Sırtı dümdüz, kolları bedeninin iki yanında — sanki hala o mezarın taş soğukluğunu hissediyormuş gibi.
Yüzü solgundu. Dudakları kurumuş, gözkapaklarının altında ince morluklar belirmişti.
Atlas onun başucunda oturuyordu.
Elleri birbirine kenetli, parmak boğumları bembeyaz.
Ne sigara içiyordu bu kez, ne şarap dokunmuştu dudaklarına.
Bekliyordu.
Sessizliğin içinde sadece bir ses vardı:
Aren’in çok hafif, neredeyse duyulmaz nefesi.
Bir de saat.
Duvara asılı saat…
Tik tak.
Tik tak.
Sanki zaman da onunla birlikte donmuştu.
Tobias bir kez uğramış, “şimdilik stabil, ama bu bir trans, sıradan bir uyku değil” demişti.
Atlas cevapsız kalmıştı.
Konuşmamıştı.
Çünkü anlatacak bir şey kalmamıştı.
Her şey olmuştu.
Görmüştü.
Camille’in kurban edilişini, Luca’nın gerçek yüzünü, Eliah’ın mezarına hapsoluşunu...

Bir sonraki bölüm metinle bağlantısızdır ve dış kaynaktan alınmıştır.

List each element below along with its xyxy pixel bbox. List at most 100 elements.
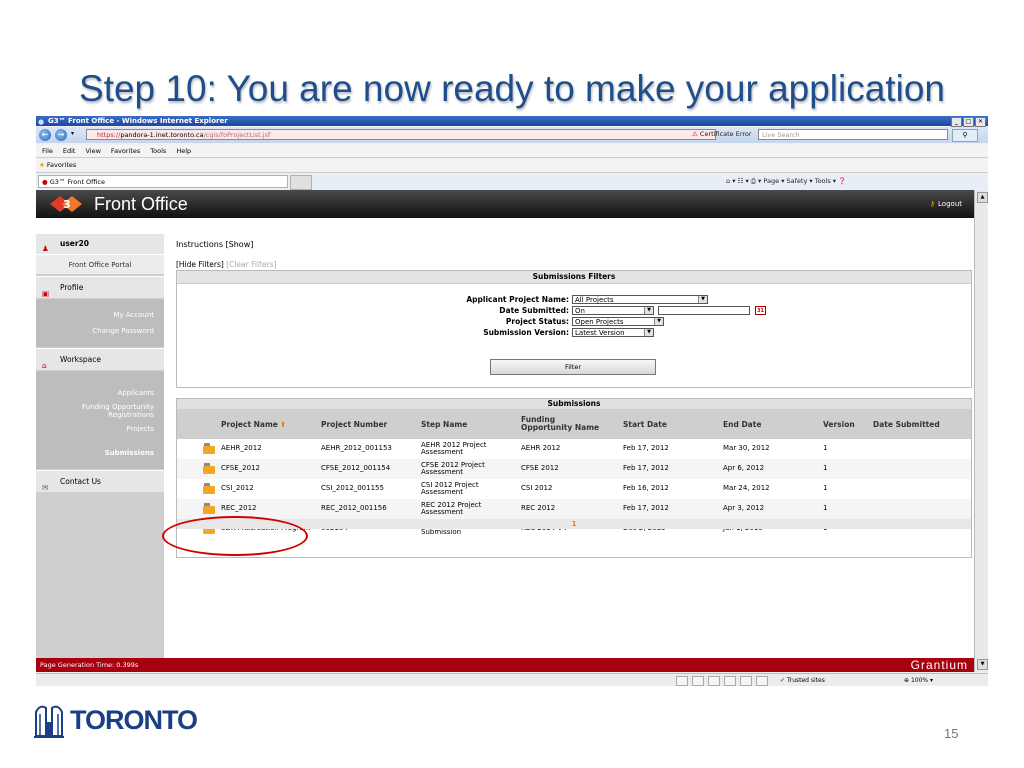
date-label: Date Submitted: (499, 306, 569, 315)
status-panel (676, 676, 688, 686)
tab-front-office[interactable]: ● G3™ Front Office (38, 175, 288, 188)
column-start-date[interactable]: Start Date (623, 409, 667, 439)
scroll-up-icon[interactable]: ▲ (977, 192, 988, 203)
column-date-submitted[interactable]: Date Submitted (873, 409, 940, 439)
menu-tools[interactable]: Tools (150, 147, 166, 155)
cell-version: 1 (823, 464, 828, 473)
cell-name[interactable]: AEHR_2012 (221, 439, 317, 459)
checkmark-icon: ✔ (780, 677, 786, 684)
cell-version: 1 (823, 444, 828, 453)
menu-file[interactable]: File (42, 147, 53, 155)
sidebar-item-change-password[interactable]: Change Password (36, 323, 164, 339)
new-tab-button[interactable] (290, 175, 312, 190)
table-row[interactable]: AEHR_2012 AEHR_2012_001153 AEHR 2012 Proje… (177, 439, 971, 459)
status-panel (740, 676, 752, 686)
menu-view[interactable]: View (85, 147, 100, 155)
tab-favicon-icon: ● (42, 178, 48, 186)
address-bar[interactable]: https://pandora-1.inet.toronto.ca/cgis/f… (86, 129, 716, 140)
cell-submitted (873, 499, 969, 519)
cell-start: Feb 17, 2012 (623, 464, 669, 473)
help-icon[interactable]: ❓ (838, 177, 846, 185)
cell-start: Feb 17, 2012 (623, 444, 669, 453)
search-icon[interactable]: ⚲ (952, 129, 978, 142)
logout-button[interactable]: ⚷ Logout (930, 200, 962, 208)
back-icon[interactable]: ← (39, 129, 51, 141)
scroll-down-icon[interactable]: ▼ (977, 659, 988, 670)
sidebar: ♟ user20 Front Office Portal ▣ Profile M… (36, 234, 164, 658)
vertical-scrollbar[interactable]: ▲ ▼ (974, 190, 988, 672)
print-icon[interactable]: ⎙ (751, 177, 756, 185)
date-operator-select[interactable]: On ▼ (572, 306, 654, 315)
status-value: Open Projects (575, 318, 624, 326)
version-select[interactable]: Latest Version ▼ (572, 328, 654, 337)
menu-edit[interactable]: Edit (63, 147, 76, 155)
certificate-error[interactable]: ⚠ Certificate Error (692, 129, 752, 140)
column-end-date[interactable]: End Date (723, 409, 761, 439)
chevron-down-icon: ▼ (654, 318, 663, 325)
cell-step: CFSE 2012 Project Assessment (421, 460, 485, 476)
cell-submitted (873, 439, 969, 459)
sidebar-section-contact-us[interactable]: ✉ Contact Us (36, 470, 164, 492)
column-version[interactable]: Version (823, 409, 855, 439)
sidebar-user: ♟ user20 (36, 234, 164, 254)
history-dropdown-icon[interactable]: ▾ (71, 130, 74, 137)
instructions-label: Instructions (176, 240, 223, 249)
cell-name[interactable]: CSI_2012 (221, 479, 317, 499)
folder-icon[interactable] (203, 503, 215, 514)
calendar-icon[interactable]: 31 (755, 306, 766, 315)
date-input[interactable] (658, 306, 750, 315)
toronto-wordmark: TORONTO (70, 704, 198, 735)
sidebar-item-my-account[interactable]: My Account (36, 307, 164, 323)
hide-filters-link[interactable]: [Hide Filters] (176, 260, 224, 269)
status-select[interactable]: Open Projects ▼ (572, 317, 664, 326)
column-funding-opportunity[interactable]: Funding Opportunity Name (521, 409, 601, 439)
status-panel (692, 676, 704, 686)
folder-icon[interactable] (203, 463, 215, 474)
sidebar-section-workspace[interactable]: ⌂ Workspace (36, 348, 164, 370)
command-bar[interactable]: ⌂ ▾ ☷ ▾ ⎙ ▾ Page ▾ Safety ▾ Tools ▾ ❓ (726, 173, 846, 189)
sidebar-section-profile[interactable]: ▣ Profile (36, 276, 164, 298)
table-row[interactable]: CSI_2012 CSI_2012_001155 CSI 2012 Project … (177, 479, 971, 499)
sidebar-item-front-office-portal[interactable]: Front Office Portal (36, 254, 164, 274)
clear-filters-link[interactable]: [Clear Filters] (226, 260, 276, 269)
favorites-button[interactable]: Favorites (47, 161, 76, 169)
column-project-name[interactable]: Project Name ⬆ (221, 409, 286, 439)
cell-name[interactable]: CFSE_2012 (221, 459, 317, 479)
sidebar-section-label: Contact Us (60, 477, 101, 486)
sort-ascending-icon: ⬆ (279, 419, 287, 429)
menu-favorites[interactable]: Favorites (111, 147, 140, 155)
zoom-level[interactable]: ⊕ 100% ▾ (904, 674, 933, 686)
cell-funding: CSI 2012 (521, 484, 553, 493)
status-panel (724, 676, 736, 686)
search-input[interactable]: Live Search (758, 129, 948, 140)
sidebar-gap (36, 339, 164, 347)
feeds-icon[interactable]: ☷ (738, 177, 744, 185)
close-icon[interactable]: ✕ (975, 117, 986, 127)
restore-icon[interactable]: □ (963, 117, 974, 127)
menu-help[interactable]: Help (176, 147, 191, 155)
sidebar-item-submissions[interactable]: Submissions (36, 445, 164, 461)
sidebar-item-projects[interactable]: Projects (36, 421, 164, 437)
command-menus[interactable]: Page ▾ Safety ▾ Tools ▾ (763, 177, 836, 185)
table-row[interactable]: CFSE_2012 CFSE_2012_001154 CFSE 2012 Proje… (177, 459, 971, 479)
column-step-name[interactable]: Step Name (421, 409, 467, 439)
home-icon[interactable]: ⌂ (726, 177, 730, 185)
forward-icon[interactable]: → (55, 129, 67, 141)
folder-icon[interactable] (203, 443, 215, 454)
filter-button[interactable]: Filter (490, 359, 656, 375)
project-name-select[interactable]: All Projects ▼ (572, 295, 708, 304)
sidebar-gap (36, 437, 164, 445)
page-link[interactable]: 1 (572, 520, 577, 528)
sidebar-item-applicants[interactable]: Applicants (36, 385, 164, 401)
sidebar-item-funding-registrations[interactable]: Funding Opportunity Registrations (36, 401, 164, 421)
security-zone[interactable]: ✔ Trusted sites (780, 674, 825, 686)
table-row[interactable]: REC_2012 REC_2012_001156 REC 2012 Project … (177, 499, 971, 519)
version-value: Latest Version (575, 329, 625, 337)
instructions-show-link[interactable]: [Show] (226, 240, 254, 249)
slide-title: Step 10: You are now ready to make your … (79, 68, 945, 109)
folder-icon[interactable] (203, 483, 215, 494)
minimize-icon[interactable]: _ (951, 117, 962, 127)
tab-title: G3™ Front Office (49, 178, 105, 186)
column-project-number[interactable]: Project Number (321, 409, 387, 439)
status-panel (756, 676, 768, 686)
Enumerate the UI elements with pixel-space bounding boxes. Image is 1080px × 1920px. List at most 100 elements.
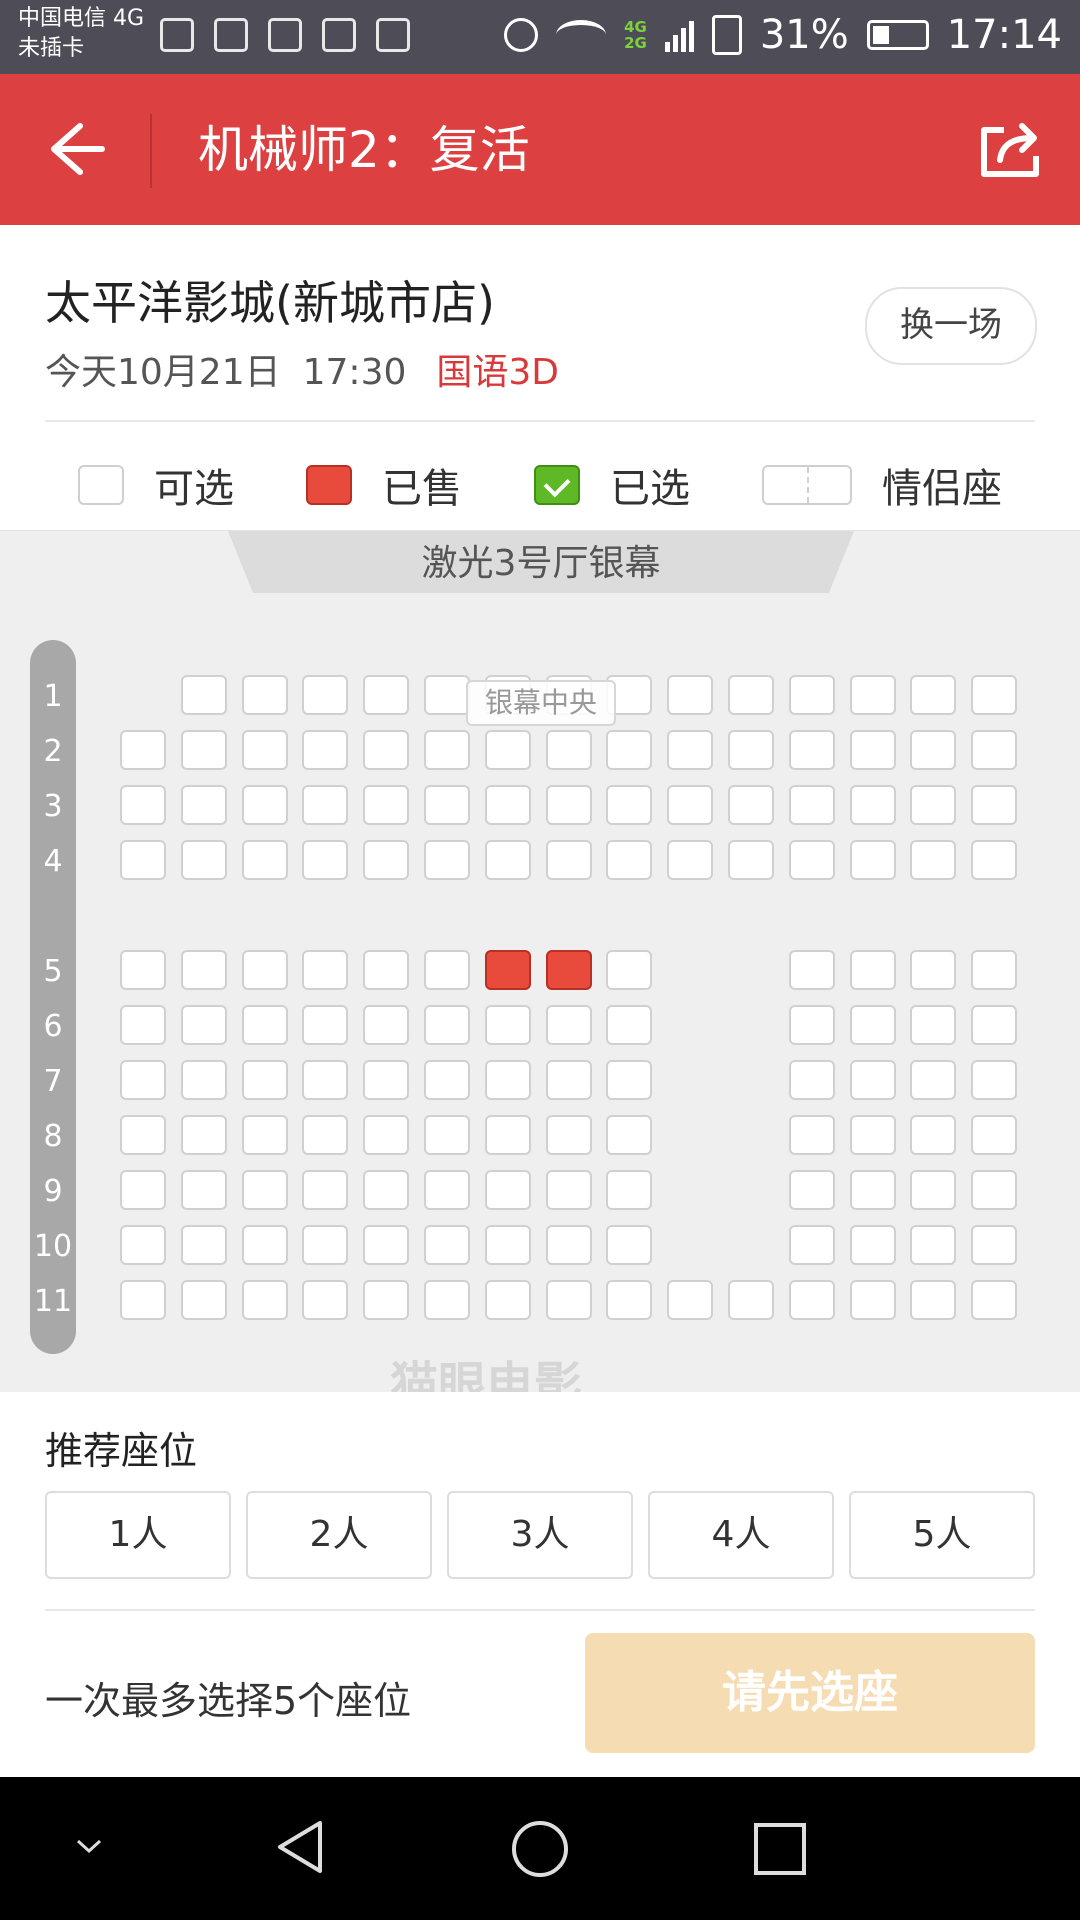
seat[interactable] [302,840,349,880]
seat[interactable] [424,675,470,715]
seat[interactable] [302,1115,349,1155]
seat[interactable] [971,1060,1018,1100]
seat[interactable] [545,1005,592,1045]
seat[interactable] [788,1225,835,1265]
seat[interactable] [667,675,714,715]
seat[interactable] [180,1170,227,1210]
seat[interactable] [180,950,227,990]
seat[interactable] [728,1280,774,1320]
seat[interactable] [728,675,774,715]
seat[interactable] [788,1280,835,1320]
seat[interactable] [120,730,166,770]
seat[interactable] [606,840,653,880]
seat[interactable] [363,950,410,990]
seat[interactable] [120,1115,166,1155]
seat[interactable] [180,785,227,825]
seat[interactable] [120,1060,166,1100]
seat[interactable] [606,1115,653,1155]
seat[interactable] [363,1170,410,1210]
seat[interactable] [363,675,410,715]
seat[interactable] [484,1280,531,1320]
seat[interactable] [180,1115,227,1155]
seat[interactable] [424,730,470,770]
seat[interactable] [788,730,835,770]
seat[interactable] [728,840,774,880]
seat[interactable] [971,675,1018,715]
seat[interactable] [484,1170,531,1210]
seat[interactable] [424,1225,470,1265]
seat[interactable] [484,1115,531,1155]
seat[interactable] [241,730,288,770]
seat[interactable] [424,950,470,990]
seat[interactable] [971,1115,1018,1155]
seat[interactable] [849,1060,896,1100]
seat[interactable] [849,840,896,880]
seat[interactable] [788,950,835,990]
seat[interactable] [484,1005,531,1045]
seat[interactable] [120,1225,166,1265]
seat[interactable] [910,730,957,770]
seat[interactable] [241,675,288,715]
seat[interactable] [424,1060,470,1100]
share-icon[interactable] [978,116,1044,182]
seat[interactable] [363,785,410,825]
seat[interactable] [971,840,1018,880]
seat[interactable] [302,1005,349,1045]
seat[interactable] [667,1280,714,1320]
nav-home-icon[interactable] [510,1819,570,1879]
seat[interactable] [667,730,714,770]
seat[interactable] [910,1060,957,1100]
seat[interactable] [971,785,1018,825]
seat[interactable] [849,730,896,770]
seat[interactable] [910,1005,957,1045]
seat[interactable] [302,1170,349,1210]
seat[interactable] [363,1225,410,1265]
seat[interactable] [788,840,835,880]
seat[interactable] [545,1280,592,1320]
seat[interactable] [302,730,349,770]
seat[interactable] [849,785,896,825]
seat[interactable] [910,1280,957,1320]
seat[interactable] [484,840,531,880]
seat[interactable] [606,1225,653,1265]
seat[interactable] [484,1225,531,1265]
seat[interactable] [363,1005,410,1045]
seat[interactable] [363,730,410,770]
seat[interactable] [180,1005,227,1045]
chevron-down-icon[interactable] [74,1837,104,1857]
nav-back-icon[interactable] [272,1817,328,1877]
seat[interactable] [545,1170,592,1210]
seat[interactable] [788,785,835,825]
seat[interactable] [241,1225,288,1265]
seat[interactable] [849,950,896,990]
seat[interactable] [484,785,531,825]
seat[interactable] [120,1170,166,1210]
seat[interactable] [545,1225,592,1265]
seat[interactable] [120,785,166,825]
seat[interactable] [180,730,227,770]
seat[interactable] [120,1005,166,1045]
seat[interactable] [849,1170,896,1210]
seat[interactable] [606,1280,653,1320]
seat[interactable] [424,1005,470,1045]
change-showtime-button[interactable]: 换一场 [865,287,1037,365]
seat[interactable] [728,730,774,770]
seat[interactable] [606,730,653,770]
seat[interactable] [728,785,774,825]
seat[interactable] [241,1005,288,1045]
seat[interactable] [606,950,653,990]
seat[interactable] [788,675,835,715]
seat[interactable] [302,1280,349,1320]
seat[interactable] [484,730,531,770]
seat[interactable] [180,840,227,880]
recommend-1-button[interactable]: 1人 [45,1491,231,1579]
seat[interactable] [849,1225,896,1265]
recommend-5-button[interactable]: 5人 [849,1491,1035,1579]
seat[interactable] [849,1280,896,1320]
seat[interactable] [241,1060,288,1100]
seat[interactable] [180,675,227,715]
seat[interactable] [910,840,957,880]
seat[interactable] [302,950,349,990]
seat[interactable] [910,1115,957,1155]
seat[interactable] [302,785,349,825]
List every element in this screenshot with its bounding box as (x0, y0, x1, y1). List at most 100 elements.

Ve Aren’in gözleri kapanmadan önce son söylediği şeyi:
“Atlas…”
Bir fısıltı.
Bir yakarış.
Belki de son kalan insanlığıydı Vera Vox’un.
Atlas başını eğdi.
Parmaklarını Aren’in saçlarına daldırdı usulca.
Güçlü elleri ürkekti bu kez.
Dokunmaya çekinen, kırmaktan korkan bir çocuğun elleri gibi.
“Beni bırakma.”
Bu kelimeler onun dudaklarından çıkmadı.
Ama gözlerinin içine yerleşmişti.
Soluk aldığı her an, içinden geçiyordu.
Beni bırakma.
Bu kadar yaklaştık, ne olur bu sefer bırakma.
Aren’in kirpikleri kımıldamadı.
Ama alnındaki ter damlaları artmaya başladı.
Teninde bir titreme vardı artık.
Sanki bir şey görüyordu orada… içeride, transın içinde.
Belki geçmişini.
Belki ilk günahı.
Belki Camille’i.
Atlas kalktı, pencereyi kapattı.
Gecenin uğultusunu dışarıda bıraktı.
Sonra döndü…
Yavaşça yatağın yanına tekrar çömeldi.
Aren’in elini aldı.
Soğuktu.
“Hatırlaman gerekiyorsa…” dedi, sesinde bastırılmış bir kırılma,
“…o zaman hatırla. Ama ne olursa olsun, dön. Beni burada bırakma.”
Ve sonra...
O an.
Duvar çatladı.
Hayır — taş çatlamadı.
Bir ses geldi.
Bir şey fısıldadı.
“O artık senin değil.”
Atlas başını çevirdi.
Ama odada başka kimse yoktu.
Sadece aynadan yansıyan kendi yorgunluğu.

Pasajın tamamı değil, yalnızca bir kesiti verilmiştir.